Les migrants, originaires notamment du Pérou et de l’Équateur, ont été installés dans des appartements du complexe hôtelier Venus Village, situé dans la commune de la N’Sele, à l’est de la capitale. Les autorités congolaises assurent qu’il s’agit d’un séjour temporaire et que les personnes accueillies sont prises en charge financièrement par les États-Unis.
Cependant, cette décision suscite déjà de nombreuses réactions au sein de la classe politique et de la société civile. Au Parlement, plusieurs députés demandent des éclaircissements sur les conditions d’accueil, la durée du séjour et les critères de sélection des migrants. Des inquiétudes portent également sur leur nombre futur et sur les dispositifs sécuritaires mis en place.
L’opposition et certains experts en droits humains dénoncent, eux, une pratique controversée. Ils estiment que ce type d’accord pourrait fragiliser le respect du droit international et exposer les pays d’accueil à des situations complexes. Pour certains observateurs, la RDC risquerait de devenir un espace de « relocalisation » de migrants sans garanties suffisantes sur leur protection.
Ces arrivées interviennent dans un contexte diplomatique particulier, marqué par la signature récente d’un accord entre Kinshasa et Washington, prévoyant un accès des États-Unis aux ressources minières stratégiques du pays.

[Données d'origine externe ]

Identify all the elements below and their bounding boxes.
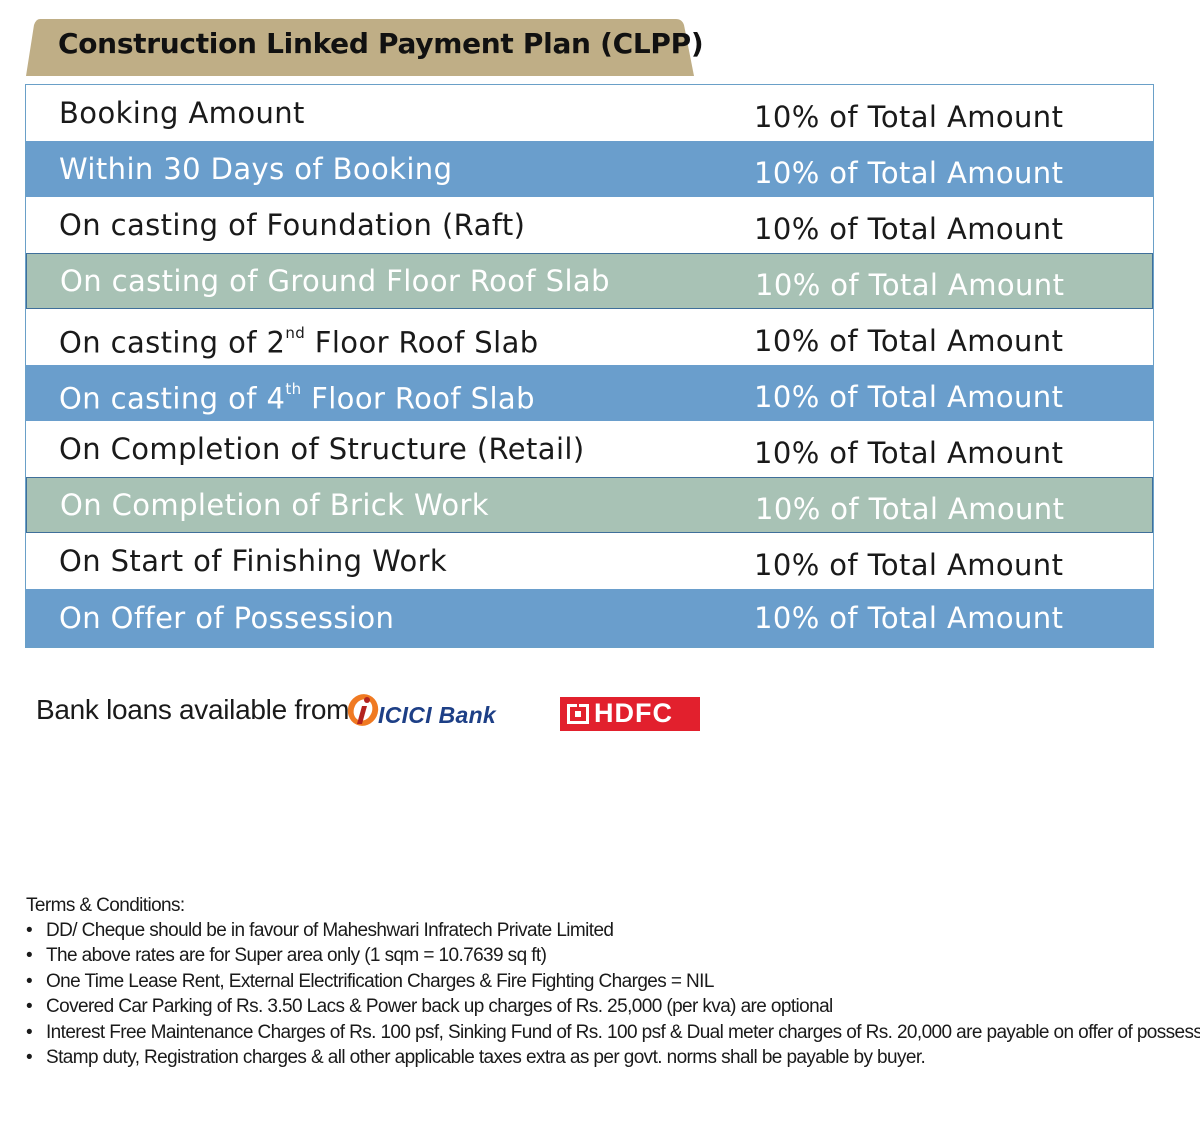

Un accord qui alimente déjà des spéculations sur un lien entre coopération économique et gestion migratoire.
Alors que de nouvelles vagues d’arrivées sont annoncées, le gouvernement congolais devra répondre aux interrogations croissantes sur la transparence du dispositif, la gestion des profils concernés et l’impact de cette politique sur l’image internationale du pays.